Of the 18,889 patients participating in the 2 trials, 199 had RA, 46 had AS, and 35 had PsA. Lipid-lowering therapy consisted of an intensive regimen of atorvastatin 80 mg or a conventional/low-dose regimen of atorvastatin 10 mg or simvastatin 20–40 mg. The median duration of followup was nearly 5 years. Changes in lipid levels were examined by analyses of covariance. The effect on CVD was examined by Cox regression analyses, and heterogeneity tests were performed.

Results

Patients with RA and those with AS had lower baseline cholesterol levels than patients without inflammatory joint disease (least squares mean ± SEM 180.7 ± 2.3 mg/dl and 176.5 ± 4.7 mg/dl, respectively, versus 185.6 ± 0.2 mg/dl; P = 0.03 and P = 0.05, respectively).

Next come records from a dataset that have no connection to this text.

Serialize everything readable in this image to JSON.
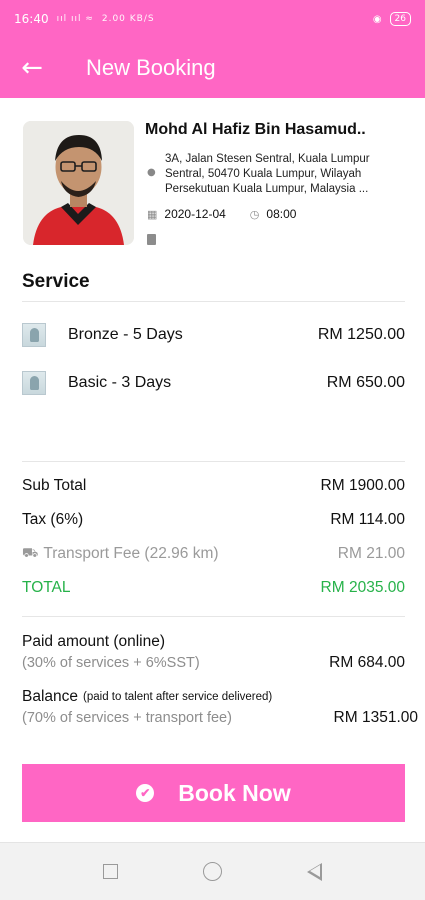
{
  "status_bar": {
    "time": "16:40",
    "signal": "ııl ııl ≈",
    "speed": "2.00 KB/S",
    "battery": "26"
  },
  "app_bar": {
    "title": "New Booking"
  },
  "talent": {
    "name": "Mohd Al Hafiz Bin Hasamud..",
    "address_lines": [
      "3A, Jalan Stesen Sentral, Kuala Lumpur",
      "Sentral, 50470 Kuala Lumpur, Wilayah",
      "Persekutuan Kuala Lumpur, Malaysia ..."
    ],
    "date": "2020-12-04",
    "time": "08:00"
  },
  "service_section": {
    "title": "Service",
    "items": [
      {
        "name": "Bronze - 5 Days",
        "price": "RM 1250.00"
      },
      {
        "name": "Basic - 3 Days",
        "price": "RM 650.00"
      }
    ]
  },
  "summary": {
    "sub_total_label": "Sub Total",
    "sub_total_value": "RM 1900.00",
    "tax_label": "Tax (6%)",
    "tax_value": "RM 114.00",
    "transport_label": "Transport Fee (22.96 km)",
    "transport_value": "RM 21.00",
    "total_label": "TOTAL",
    "total_value": "RM 2035.00"
  },
  "payment": {
    "paid_label": "Paid amount (online)",
    "paid_sub": "(30% of services + 6%SST)",
    "paid_value": "RM 684.00",
    "balance_label": "Balance",
    "balance_note": "(paid to talent after service delivered)",
    "balance_sub": "(70% of services + transport fee)",
    "balance_value": "RM 1351.00"
  },
  "book_button": {
    "label": "Book Now"
  },
  "colors": {
    "accent": "#ff66c4",
    "total_green": "#27b24a"
  }
}
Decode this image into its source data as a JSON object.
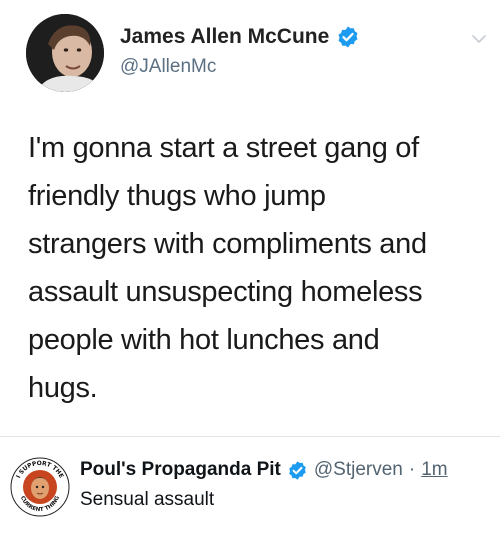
{
  "tweet": {
    "author_name": "James Allen McCune",
    "author_handle": "@JAllenMc",
    "lines": [
      "I'm gonna start a street gang of",
      "friendly thugs who jump",
      "strangers with compliments and",
      "assault unsuspecting homeless",
      "people with hot lunches and",
      "hugs."
    ],
    "verified_icon": "verified-badge-icon",
    "menu_icon": "chevron-down-icon"
  },
  "reply": {
    "author_name": "Poul's Propaganda Pit",
    "author_handle": "@Stjerven",
    "separator": "·",
    "time": "1m",
    "text": "Sensual assault",
    "avatar_ring_top": "I SUPPORT THE",
    "avatar_ring_bottom": "CURRENT THING"
  },
  "colors": {
    "verified_blue": "#1d9bf0",
    "secondary_text": "#536471",
    "divider": "#e1e4e8"
  }
}
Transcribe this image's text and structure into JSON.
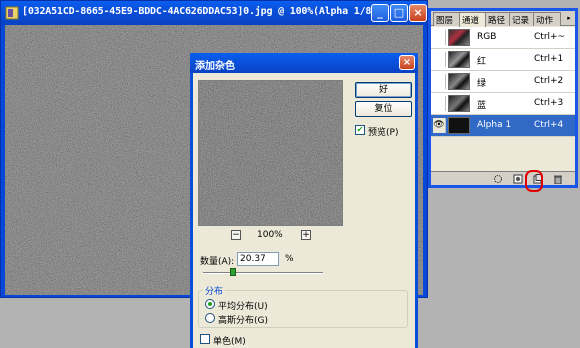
{
  "document": {
    "title": "[032A51CD-8665-45E9-BDDC-4AC626DDAC53]0.jpg @ 100%(Alpha 1/8)",
    "minimize": "_",
    "maximize": "□",
    "close": "×"
  },
  "palette": {
    "tabs": [
      "图层",
      "通道",
      "路径",
      "记录",
      "动作"
    ],
    "menu_arrow": "▸",
    "channels": [
      {
        "name": "RGB",
        "shortcut": "Ctrl+~",
        "visible": ""
      },
      {
        "name": "红",
        "shortcut": "Ctrl+1",
        "visible": ""
      },
      {
        "name": "绿",
        "shortcut": "Ctrl+2",
        "visible": ""
      },
      {
        "name": "蓝",
        "shortcut": "Ctrl+3",
        "visible": ""
      },
      {
        "name": "Alpha 1",
        "shortcut": "Ctrl+4",
        "visible": "👁"
      }
    ],
    "buttons": [
      "load-selection",
      "save-selection",
      "new-channel",
      "delete-channel"
    ]
  },
  "dialog": {
    "title": "添加杂色",
    "close": "×",
    "ok_label": "好",
    "reset_label": "复位",
    "preview_label": "预览(P)",
    "preview_checked": "✔",
    "zoom_minus": "−",
    "zoom_plus": "+",
    "zoom_level": "100%",
    "amount_label": "数量(A):",
    "amount_value": "20.37",
    "amount_unit": "%",
    "amount_slider_fraction": 0.2037,
    "distribution_label": "分布",
    "uniform_label": "平均分布(U)",
    "gaussian_label": "高斯分布(G)",
    "monochrome_label": "单色(M)",
    "selected_distribution": "uniform"
  }
}
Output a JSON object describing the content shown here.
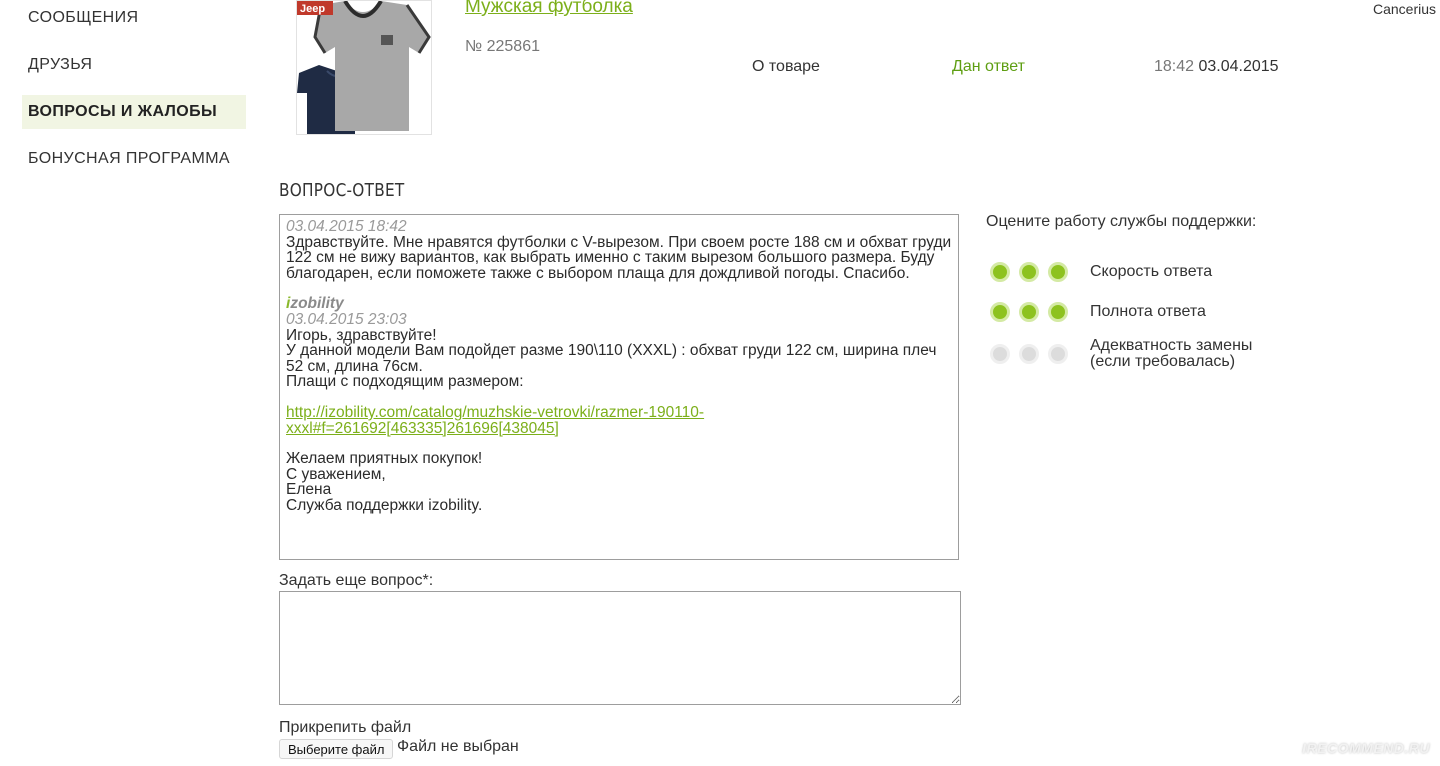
{
  "sidebar": {
    "items": [
      {
        "label": "СООБЩЕНИЯ"
      },
      {
        "label": "ДРУЗЬЯ"
      },
      {
        "label": "ВОПРОСЫ И ЖАЛОБЫ"
      },
      {
        "label": "БОНУСНАЯ ПРОГРАММА"
      }
    ]
  },
  "header": {
    "username": "Cancerius"
  },
  "product": {
    "image_text": "Jeep",
    "title": "Мужская футболка",
    "number": "№ 225861",
    "about_link": "О товаре",
    "status": "Дан ответ",
    "status_color": "#5e9e12",
    "time": "18:42",
    "date": "03.04.2015"
  },
  "section": {
    "title": "ВОПРОС-ОТВЕТ"
  },
  "conversation": {
    "question": {
      "date": "03.04.2015 18:42",
      "text": "Здравствуйте. Мне нравятся футболки с V-вырезом. При своем росте 188 см и обхват груди 122 см не вижу вариантов, как выбрать именно с таким вырезом большого размера. Буду благодарен, если поможете также с выбором плаща для дождливой погоды. Спасибо."
    },
    "answer": {
      "author_i": "i",
      "author_rest": "zobility",
      "date": "03.04.2015 23:03",
      "line1": "Игорь, здравствуйте!",
      "line2": "У данной модели Вам подойдет разме 190\\110 (XXXL) : обхват груди 122 см, ширина плеч 52 см, длина 76см.",
      "line3": "Плащи с подходящим размером:",
      "link": "http://izobility.com/catalog/muzhskie-vetrovki/razmer-190110-xxxl#f=261692[463335]261696[438045]",
      "line4": "Желаем приятных покупок!",
      "line5": "С уважением,",
      "line6": "Елена",
      "line7": "Служба поддержки izobility."
    }
  },
  "form": {
    "ask_label": "Задать еще вопрос*:",
    "ask_value": "",
    "attach_label": "Прикрепить файл",
    "file_button": "Выберите файл",
    "file_status": "Файл не выбран"
  },
  "rating": {
    "title": "Оцените работу службы поддержки:",
    "accent_color": "#8dc21f",
    "rows": [
      {
        "label": "Скорость ответа",
        "score": 3,
        "max": 3
      },
      {
        "label": "Полнота ответа",
        "score": 3,
        "max": 3
      },
      {
        "label_line1": "Адекватность замены",
        "label_line2": "(если требовалась)",
        "score": 0,
        "max": 3
      }
    ]
  },
  "watermark": "IRECOMMEND.RU"
}
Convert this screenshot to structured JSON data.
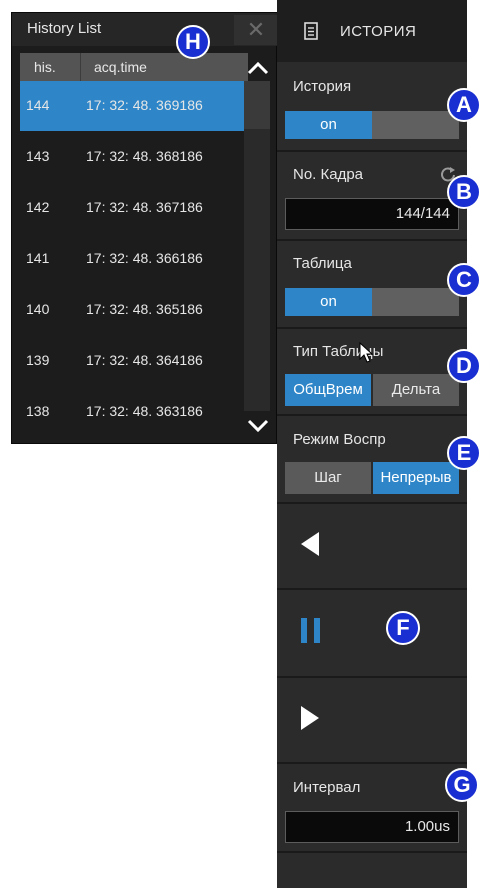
{
  "history_list": {
    "title": "History List",
    "close_symbol": "✕",
    "columns": [
      "his.",
      "acq.time"
    ],
    "rows": [
      {
        "his": "144",
        "time": "17: 32: 48. 369186",
        "selected": true
      },
      {
        "his": "143",
        "time": "17: 32: 48. 368186"
      },
      {
        "his": "142",
        "time": "17: 32: 48. 367186"
      },
      {
        "his": "141",
        "time": "17: 32: 48. 366186"
      },
      {
        "his": "140",
        "time": "17: 32: 48. 365186"
      },
      {
        "his": "139",
        "time": "17: 32: 48. 364186"
      },
      {
        "his": "138",
        "time": "17: 32: 48. 363186"
      }
    ],
    "scroll_up_icon": "chevron-up-icon",
    "scroll_down_icon": "chevron-down-icon"
  },
  "menu": {
    "title": "ИСТОРИЯ",
    "title_icon": "document-icon",
    "history": {
      "label": "История",
      "value": "on"
    },
    "frame": {
      "label": "No. Кадра",
      "value": "144/144",
      "icon": "refresh-icon"
    },
    "table": {
      "label": "Таблица",
      "value": "on"
    },
    "table_type": {
      "label": "Тип Таблицы",
      "options": [
        "ОбщВрем",
        "Дельта"
      ],
      "selected": "ОбщВрем"
    },
    "playback_mode": {
      "label": "Режим Воспр",
      "options": [
        "Шаг",
        "Непрерыв"
      ],
      "selected": "Непрерыв"
    },
    "playback_controls": [
      "play-backward-icon",
      "pause-icon",
      "play-forward-icon"
    ],
    "interval": {
      "label": "Интервал",
      "value": "1.00us"
    }
  },
  "callouts": [
    "A",
    "B",
    "C",
    "D",
    "E",
    "F",
    "G",
    "H"
  ],
  "colors": {
    "accent": "#2e86c8",
    "panel_bg": "#2b2b2b",
    "badge": "#1a2fd1"
  }
}
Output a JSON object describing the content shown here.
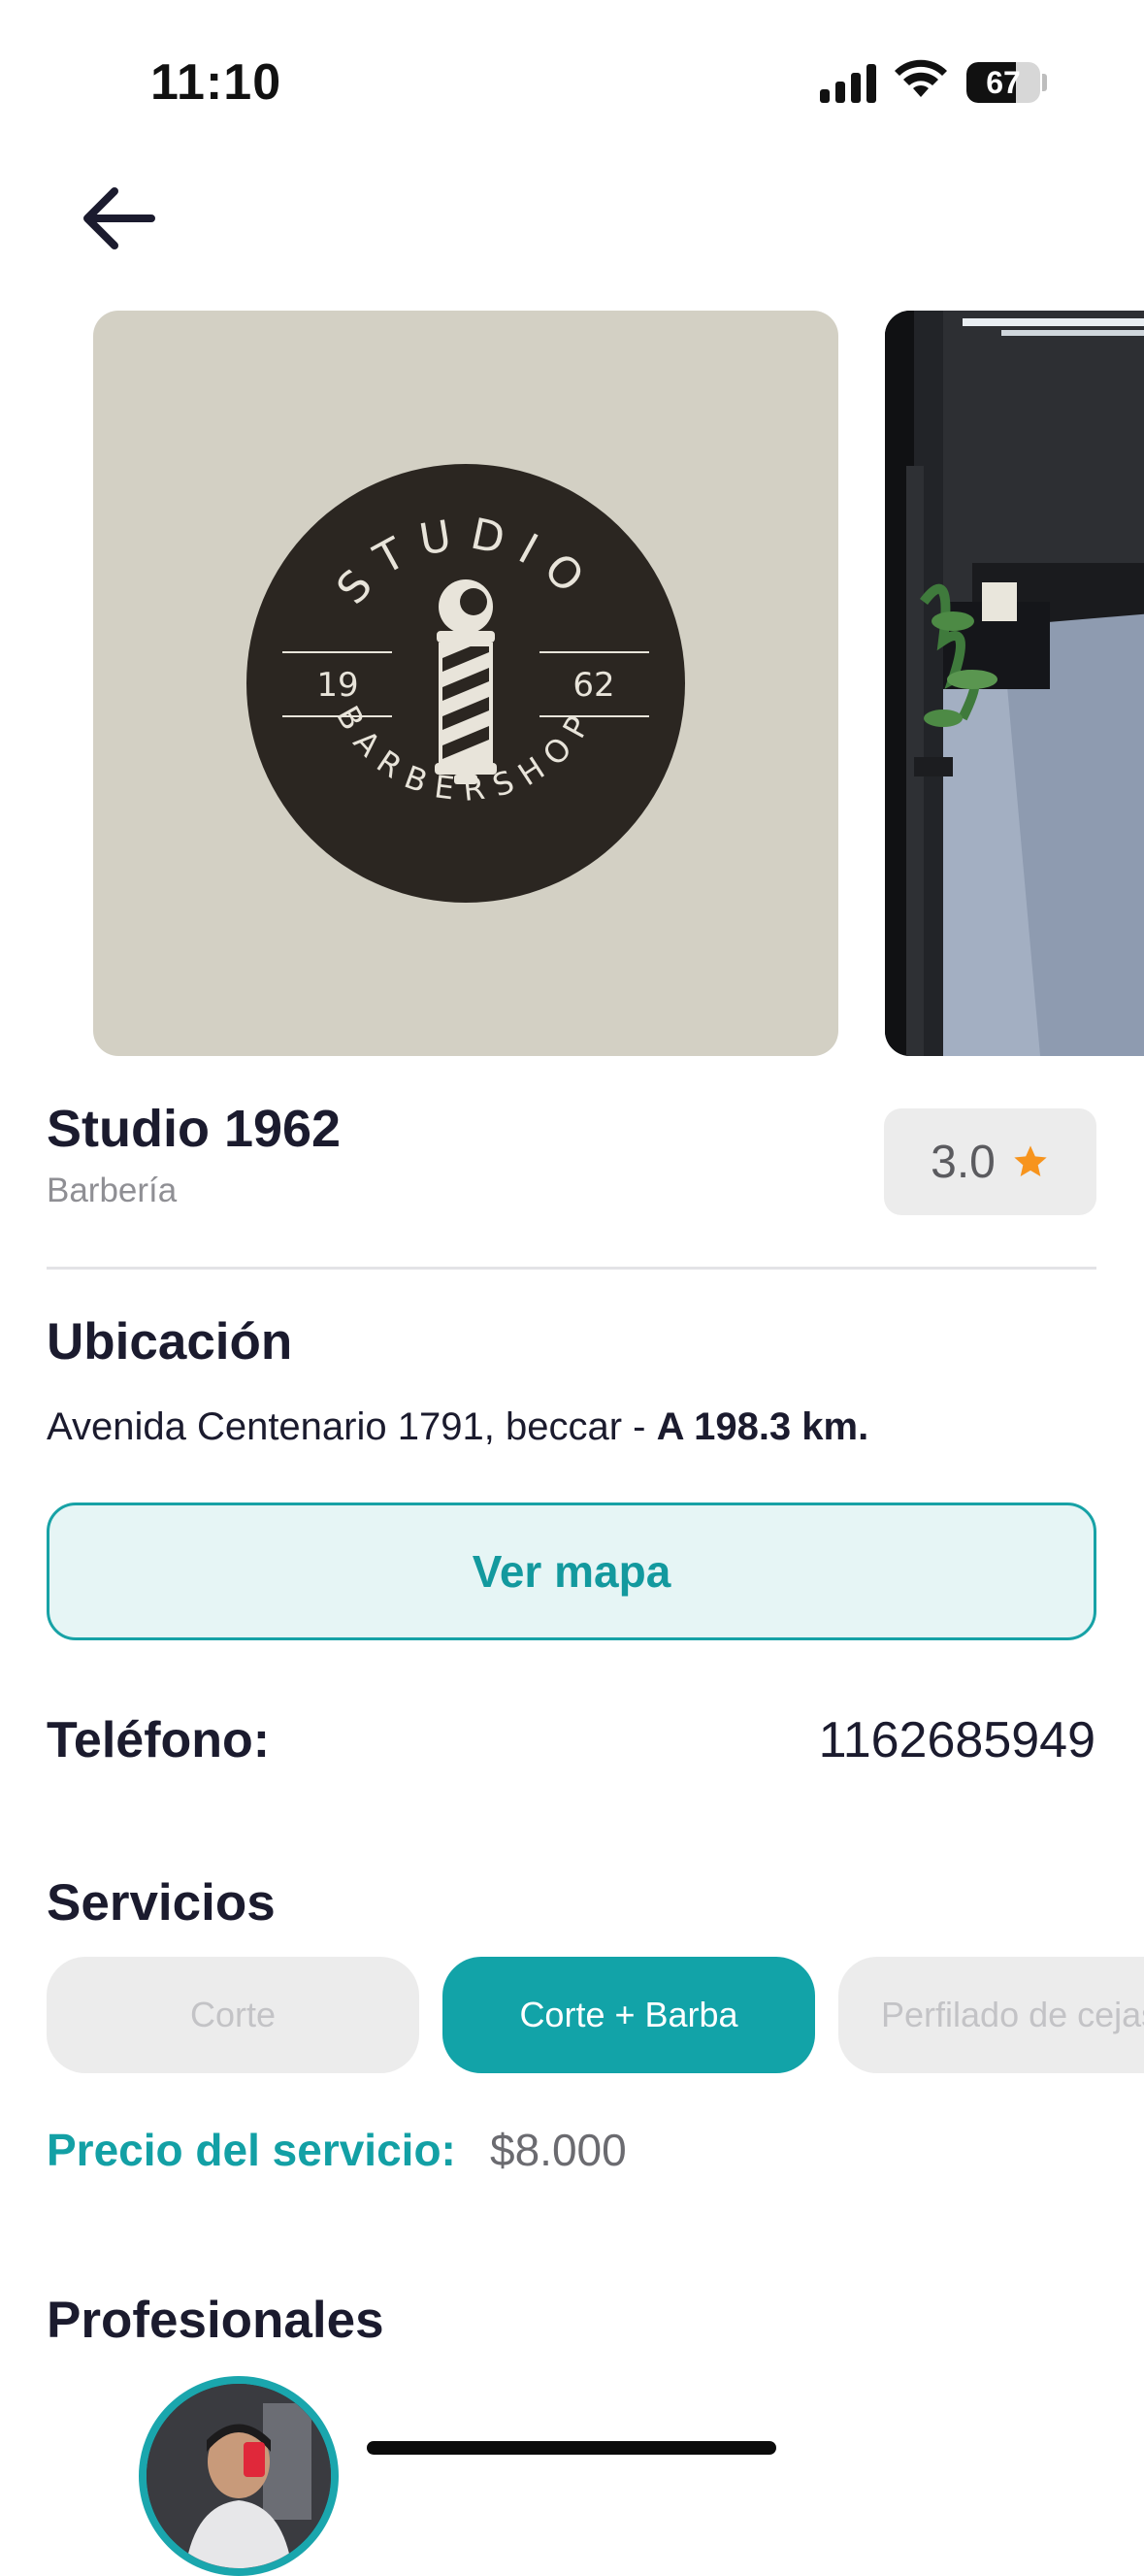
{
  "status_bar": {
    "time": "11:10",
    "battery": "67",
    "battery_level": 0.67
  },
  "icons": {
    "back": "arrow-left-icon",
    "rating_star": "star-icon",
    "signal": "cellular-signal-icon",
    "wifi": "wifi-icon",
    "battery": "battery-icon"
  },
  "gallery": {
    "logo": {
      "top_text": "STUDIO",
      "left_year": "19",
      "right_year": "62",
      "bottom_text": "BARBERSHOP"
    }
  },
  "business": {
    "name": "Studio 1962",
    "category": "Barbería",
    "rating": "3.0"
  },
  "location": {
    "title": "Ubicación",
    "address": "Avenida Centenario 1791, beccar - ",
    "distance": "A 198.3 km.",
    "map_button": "Ver mapa"
  },
  "phone": {
    "label": "Teléfono:",
    "value": "1162685949"
  },
  "services": {
    "title": "Servicios",
    "items": [
      "Corte",
      "Corte + Barba",
      "Perfilado de cejas"
    ],
    "selected": "Corte + Barba"
  },
  "price": {
    "label": "Precio del servicio:",
    "value": "$8.000"
  },
  "professionals": {
    "title": "Profesionales"
  },
  "colors": {
    "accent": "#12a3a8",
    "text": "#1b1b2e",
    "muted": "#8f8f94",
    "star": "#f7941d",
    "chip_bg": "#ececec"
  }
}
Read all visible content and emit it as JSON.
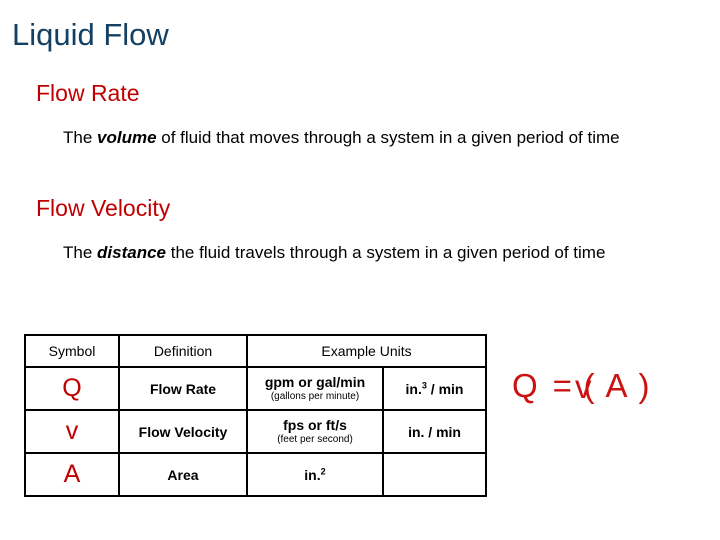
{
  "slide": {
    "title": "Liquid Flow",
    "background_color": "#ffffff",
    "title_color": "#134063",
    "heading_color": "#c00000",
    "formula_color": "#cc1111"
  },
  "sections": [
    {
      "heading": "Flow Rate",
      "body_prefix": "The ",
      "body_emphasis": "volume",
      "body_suffix": " of fluid that moves through a system in a given period of time"
    },
    {
      "heading": "Flow Velocity",
      "body_prefix": "The ",
      "body_emphasis": "distance",
      "body_suffix": " the fluid travels through a system in a given period of time"
    }
  ],
  "table": {
    "headers": {
      "symbol": "Symbol",
      "definition": "Definition",
      "example_units": "Example Units"
    },
    "rows": [
      {
        "symbol": "Q",
        "definition": "Flow Rate",
        "unit_main": "gpm or gal/min",
        "unit_sub": "(gallons per minute)",
        "unit_alt_prefix": "in.",
        "unit_alt_sup": "3",
        "unit_alt_suffix": " / min"
      },
      {
        "symbol": "v",
        "definition": "Flow Velocity",
        "unit_main": "fps or ft/s",
        "unit_sub": "(feet per second)",
        "unit_alt_prefix": "in. / min",
        "unit_alt_sup": "",
        "unit_alt_suffix": ""
      },
      {
        "symbol": "A",
        "definition": "Area",
        "unit_main": "in.",
        "unit_main_sup": "2",
        "unit_sub": "",
        "unit_alt_prefix": "",
        "unit_alt_sup": "",
        "unit_alt_suffix": ""
      }
    ]
  },
  "formula": {
    "left": "Q",
    "equals": "=",
    "velocity": "v",
    "paren_open": "(",
    "area": "A",
    "paren_close": ")",
    "full": "Q = v ( A )"
  }
}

Statin treatment led to a comparable decrease in lipid levels and a 20% reduction in overall risk of CVD in both patients with and those without inflammatory joint disease.

Conclusion

Our findings indicate that patients with and those without inflammatory joint disease experience comparable lipid-lowering effects and CVD risk reduction after intensive treatment with statins.